Generalized Simplicial Attention Neural Networks
Claudio Battiloro, Lucia Testa, Lorenzo Giusti, Stefania Sardellitti, Paolo Di Lorenzo, Sergio Barbarossa
TL;DR
The paper introduces Generalized Simplicial Attention Neural Networks (GSANs), a framework for learning on data defined over simplicial complexes using masked self-attention guided by the Dirac operator $\mathbf{D}_{\mathcal{X}}$. By jointly processing data across multiple simplex orders and enforcing a Dirac-based weight sharing, GSANs provide permutation-equivariant and simplicial-aware learned filters that incorporate harmonic content via a sparse projection, with two variants (GSAN-Joint and GSAN-Hodge) that trade off complexity and topological fidelity.

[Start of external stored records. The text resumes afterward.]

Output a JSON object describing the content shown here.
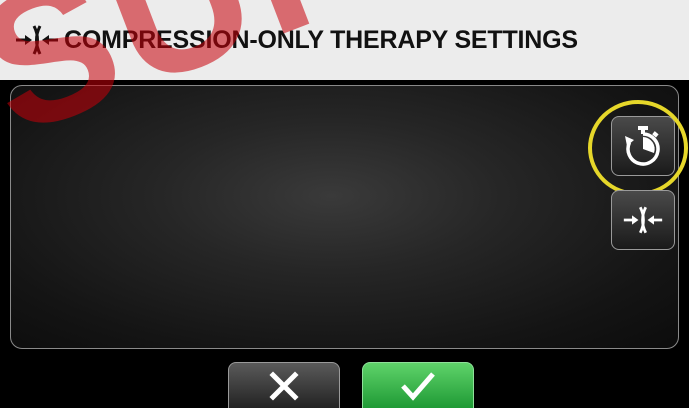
{
  "header": {
    "title": "COMPRESSION-ONLY THERAPY SETTINGS",
    "icon": "compression-icon"
  },
  "watermark": {
    "text": "SUPPLE",
    "color": "#c8000a"
  },
  "side_buttons": [
    {
      "icon": "timer-icon",
      "highlighted": true
    },
    {
      "icon": "compression-icon",
      "highlighted": false
    }
  ],
  "actions": {
    "cancel_icon": "close-icon",
    "confirm_icon": "checkmark-icon",
    "confirm_color": "#2fb045"
  },
  "colors": {
    "header_bg": "#ececec",
    "highlight_ring": "#e6d72a"
  }
}
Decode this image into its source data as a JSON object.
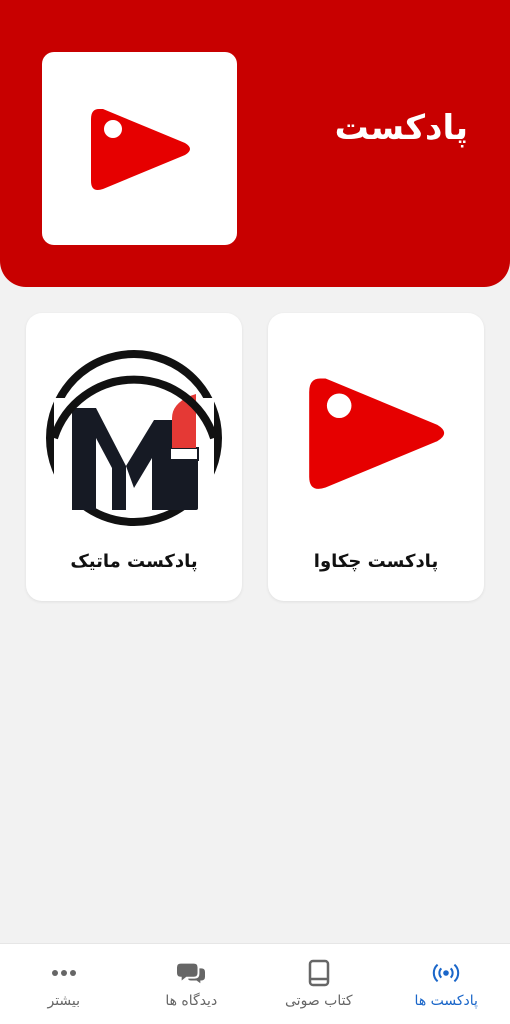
{
  "colors": {
    "header_bg": "#c80000",
    "brand_red": "#e60000",
    "active_nav": "#1a66c9",
    "inactive_nav": "#666666"
  },
  "header": {
    "title": "پادکست",
    "logo_icon": "play-tag-logo"
  },
  "podcasts": [
    {
      "label": "پادکست ماتیک",
      "icon": "mi-lipstick-logo"
    },
    {
      "label": "پادکست چکاوا",
      "icon": "play-tag-logo"
    }
  ],
  "bottom_nav": {
    "items": [
      {
        "label": "بیشتر",
        "icon": "more-dots-icon",
        "active": false
      },
      {
        "label": "دیدگاه ها",
        "icon": "chat-bubbles-icon",
        "active": false
      },
      {
        "label": "کتاب صوتی",
        "icon": "book-icon",
        "active": false
      },
      {
        "label": "پادکست ها",
        "icon": "podcast-broadcast-icon",
        "active": true
      }
    ]
  }
}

The authors establish theoretical guarantees and demonstrate strong empirical performance across trajectory prediction, missing data imputation, graph classification, and simplex prediction, outperforming state-of-the-art simplicial and graph models. These results underscore the practical impact of topology-aware attention for modeling multi-way interactions in complex systems, with potential extensions in stability, expressivity, and transferability across domains.
Abstract
Graph machine learning methods excel at leveraging pairwise relations present in the data. However, graphs are unable to fully capture the multi-way interactions inherent in many complex systems. An effective way to incorporate them is to model the data on higher-order combinatorial topological spaces, such as Simplicial Complexes (SCs) or Cell Complexes. For this reason, we introduce Generalized Simplicial Attention Neural Networks (GSANs), novel neural network architectures designed to process data living on simplicial complexes using masked self-attentional layers. Hinging on topological signal processing principles, we devise a series of principled self-attention mechanisms able to process data associated with simplices of various order, such as nodes, edges, triangles, and beyond. These schemes learn how to combine data associated with neighbor simplices of consecutive order in a task-oriented fashion, leveraging on the simplicial Dirac operator and its Dirac decomposition. We also prove that GSAN satisfies two fundamental properties: permutation equivariance and simplicial-awareness. Finally, we illustrate how our approach compares favorably with other simplicial and graph models when applied to several (inductive and transductive) tasks such as trajectory prediction, missing data imputation, graph classification, and simplex prediction.